How Much Does Climbing Kilimanjaro Cost?
Climbing Kilimanjaro is the experience of a lifetime that tops bucket lists of people from all over the world. So here you are: You are thinking of climbing Kilimanjaro and you wondering about the price tag of it all. Let’s break the ice and start off with the following: You can realize your dreams for about 5000 USD. Happy? Okay, let’s move on.
5000 USD equals 4400 EUR or about 4000 GBP. If you don’t think that is a lot of money, then you either make too much money or you know that climbing Kilimanjaro could be even a lot more expensive. Correct. If everyone would be paid a Western salary and there wouldn’t be as much competition, then you could easily be paying double the price.
If that doesn’t sober you up, then consider that of all the Seven Summits, Kilimanjaro is definitely the most affordable one.
Flights to Tanzania
Booking your climb is one thing, but whilst you are doing that, you should also look at suitable flight options. Too often do we get inquiries about certain dates that seem good to go at first, but get shattered later on because of expensive fares to Kilimanjaro International Airport (KIA). Because this airport mainly sees Kilimanjaro climbers and visitors to the Northern Tanzanian national parks, the availability can go low in no time.
Airlines flying to Kilimanjaro International Airport include Air Tanzania, KLM, Turkish Airlines, Kenya Airway, Condor, Qatar Airways, RwandAir, and Ethiopian Airways.
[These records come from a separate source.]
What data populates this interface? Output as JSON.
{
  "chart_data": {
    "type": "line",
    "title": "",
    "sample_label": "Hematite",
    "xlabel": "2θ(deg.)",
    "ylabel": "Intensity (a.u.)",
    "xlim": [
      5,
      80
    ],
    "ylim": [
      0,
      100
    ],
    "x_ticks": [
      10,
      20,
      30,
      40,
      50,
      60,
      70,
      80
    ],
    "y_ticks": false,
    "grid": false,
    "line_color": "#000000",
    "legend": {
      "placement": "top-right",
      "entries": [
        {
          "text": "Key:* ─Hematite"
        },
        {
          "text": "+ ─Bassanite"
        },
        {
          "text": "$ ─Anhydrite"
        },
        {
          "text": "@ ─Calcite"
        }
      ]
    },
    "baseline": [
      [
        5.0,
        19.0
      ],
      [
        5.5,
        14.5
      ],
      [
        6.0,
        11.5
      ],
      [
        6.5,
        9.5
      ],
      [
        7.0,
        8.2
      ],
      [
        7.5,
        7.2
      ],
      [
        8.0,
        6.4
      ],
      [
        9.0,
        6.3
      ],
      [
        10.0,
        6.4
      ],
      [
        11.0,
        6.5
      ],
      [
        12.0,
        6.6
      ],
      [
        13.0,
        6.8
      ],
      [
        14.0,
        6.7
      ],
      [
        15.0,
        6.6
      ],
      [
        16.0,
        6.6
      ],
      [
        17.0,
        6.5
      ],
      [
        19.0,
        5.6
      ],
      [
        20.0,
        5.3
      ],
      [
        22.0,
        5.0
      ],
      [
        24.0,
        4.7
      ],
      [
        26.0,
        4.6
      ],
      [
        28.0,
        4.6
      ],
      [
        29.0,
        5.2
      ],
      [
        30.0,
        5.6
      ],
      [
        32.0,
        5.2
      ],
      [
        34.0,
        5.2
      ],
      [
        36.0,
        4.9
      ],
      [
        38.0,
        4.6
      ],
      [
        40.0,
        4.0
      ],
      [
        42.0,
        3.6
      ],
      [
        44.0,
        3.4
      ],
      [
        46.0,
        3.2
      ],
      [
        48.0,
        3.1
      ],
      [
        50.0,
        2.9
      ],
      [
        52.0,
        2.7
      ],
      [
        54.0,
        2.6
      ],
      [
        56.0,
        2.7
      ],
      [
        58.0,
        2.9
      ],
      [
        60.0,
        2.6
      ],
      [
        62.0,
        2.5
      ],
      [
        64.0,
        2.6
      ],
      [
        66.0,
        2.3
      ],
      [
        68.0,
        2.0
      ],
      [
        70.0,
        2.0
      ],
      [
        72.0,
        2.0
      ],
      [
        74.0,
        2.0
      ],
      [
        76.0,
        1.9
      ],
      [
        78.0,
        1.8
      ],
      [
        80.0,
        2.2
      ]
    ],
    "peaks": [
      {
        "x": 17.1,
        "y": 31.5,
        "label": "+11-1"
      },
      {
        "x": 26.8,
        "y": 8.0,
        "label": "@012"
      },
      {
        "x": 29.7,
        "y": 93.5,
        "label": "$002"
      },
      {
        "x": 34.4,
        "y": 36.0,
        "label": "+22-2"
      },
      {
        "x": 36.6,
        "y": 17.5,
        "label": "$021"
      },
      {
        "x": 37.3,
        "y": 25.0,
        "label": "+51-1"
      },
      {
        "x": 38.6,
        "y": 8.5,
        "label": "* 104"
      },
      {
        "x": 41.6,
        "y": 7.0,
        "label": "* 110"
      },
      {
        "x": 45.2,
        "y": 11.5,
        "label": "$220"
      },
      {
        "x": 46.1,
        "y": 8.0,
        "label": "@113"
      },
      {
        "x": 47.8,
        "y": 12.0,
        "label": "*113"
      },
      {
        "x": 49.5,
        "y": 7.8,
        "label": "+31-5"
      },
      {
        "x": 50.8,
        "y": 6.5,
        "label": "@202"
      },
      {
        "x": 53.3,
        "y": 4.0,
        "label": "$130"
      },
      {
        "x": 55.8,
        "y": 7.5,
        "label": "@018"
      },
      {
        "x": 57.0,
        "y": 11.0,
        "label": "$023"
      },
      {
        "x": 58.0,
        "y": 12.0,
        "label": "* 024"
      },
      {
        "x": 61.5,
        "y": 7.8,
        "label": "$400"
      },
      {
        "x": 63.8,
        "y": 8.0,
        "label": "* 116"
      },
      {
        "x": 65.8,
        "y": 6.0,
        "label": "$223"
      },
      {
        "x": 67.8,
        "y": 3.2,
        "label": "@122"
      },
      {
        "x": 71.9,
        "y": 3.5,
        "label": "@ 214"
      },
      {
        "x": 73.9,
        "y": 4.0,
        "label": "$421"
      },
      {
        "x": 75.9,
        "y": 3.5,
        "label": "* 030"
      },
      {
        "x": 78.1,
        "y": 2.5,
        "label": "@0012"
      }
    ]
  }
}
Tip: Try looking at flights to Nairobi (NRO) in Kenya or Dar es Salaam (DAR) instead. Especially from Nairobi, it’s only a short transfer to Moshi or Arusha and flights are likely more affordable, especially in peak season. Get in touch with us or your trekking provider to see what transfer possibilities exist.
Accommodation in Moshi or Arusha
For a hotel in Moshi or Arusha, you can expect to pay between 40 USD and 60 USD for a double room. For a little bit less than that you can enjoy a single room. This is based on a standard 3-star hotel that covers all the basics and comes with lockers, aircon, mosquito nets and security. Because the entire area sees a lot of tourists, you can expect a decent level of comfort. Of course, there are more affordable and more expensive options available. Both Moshi and Arusha have a few backpackers options as well as high-end luxury hotels.
Your Kilimanjaro Route
Prices also really depend on the number of days your climb takes or the route you choose. Later on, you will read that the conservation and the hut fees are calculated per day. In this blog post, you can browse the different routes for climbing Kilimanjaro. Fast climbers can be done within 5 days, but it’s recommended to spend as much time on your climb as possible. This eliminates the chances of Altitude Sickness and makes success more likely.
Prices for your Kilimanjaro ascent vary between 1500 USD / 1320 EUR / 1180 GBP and 2400 USD / 2100 EUR / 1900 GBP. This includes transfers from the airport to your accommodation, camping gear, park fees, camping fees, rescue fees, salary, meals and guides, and porters.
Kilimanjaro Park Fees
A large part of the money you pay for climbing Kilimanjaro goes towards park fees. These are used for conservation, rescue operations and more.
Rescue Fees: 20 USD / 18 EUR / 16 GB per climber
Conservation Fees: 70 USD / 62 EUR / 56 GBP per climber per day
Camping Fees: USD 50 / 44 EUR / 40 GBP per climber night
Hut Fees (Marangu Route): 60 USD / 53 EUR / 48 GBP per climber per night
Guide & Porter Fees: 2 USD / 1,80 EUR / 1,60 GBP per staff member a day
Another cost that we could categorize under Park Fees is Value Added Tax (VAT). In Tanzania an 18% VAT rate is applicable. VAT is included in the total price of your trekking if booked through Bookatrekking.com.
Tipping of Guides and Porters
An integral part of any Kilimanjaro climb is the tipping ceremony. If you have read the beginning of this blog post, you now know that your Kilimanjaro ascent would be a lot more expensive if western salaries would be paid. In Tanzania, the majority of the people struggles to make ends meet. Porters get a salary, but because it is very common to tip staff after a climb. This will make a positive lasting difference in the households on the lower slopes of Kilimanjaro. Some estimates:
6-day climb: Expect to tip anything between EUR 125 – 170 or USD 140 – 190
7-day climb: Expect to tip anything between EUR 170 – 200 or USD 190 – 225
8-day climb: Expect to tip anything between EUR 190 – 230 or USD 220 – 265
9-day climb: Expect to tip anything between EUR 215 – 260 or USD 245-295
That sums up the bare necessities. Now if you want to bring home those cool Eastern African souvenirs, or you are planning some extra days for a safari or partying, then you can definitely expect to pay more. Whatever you decide to do, don’t cut your climb short because of the price tag. Once you have decided to climb Kilimanjaro, you might as well take it easy and enjoy the mountain. Or as they say in Swahili: Pole pole (slowly slowly) and hakuna matata.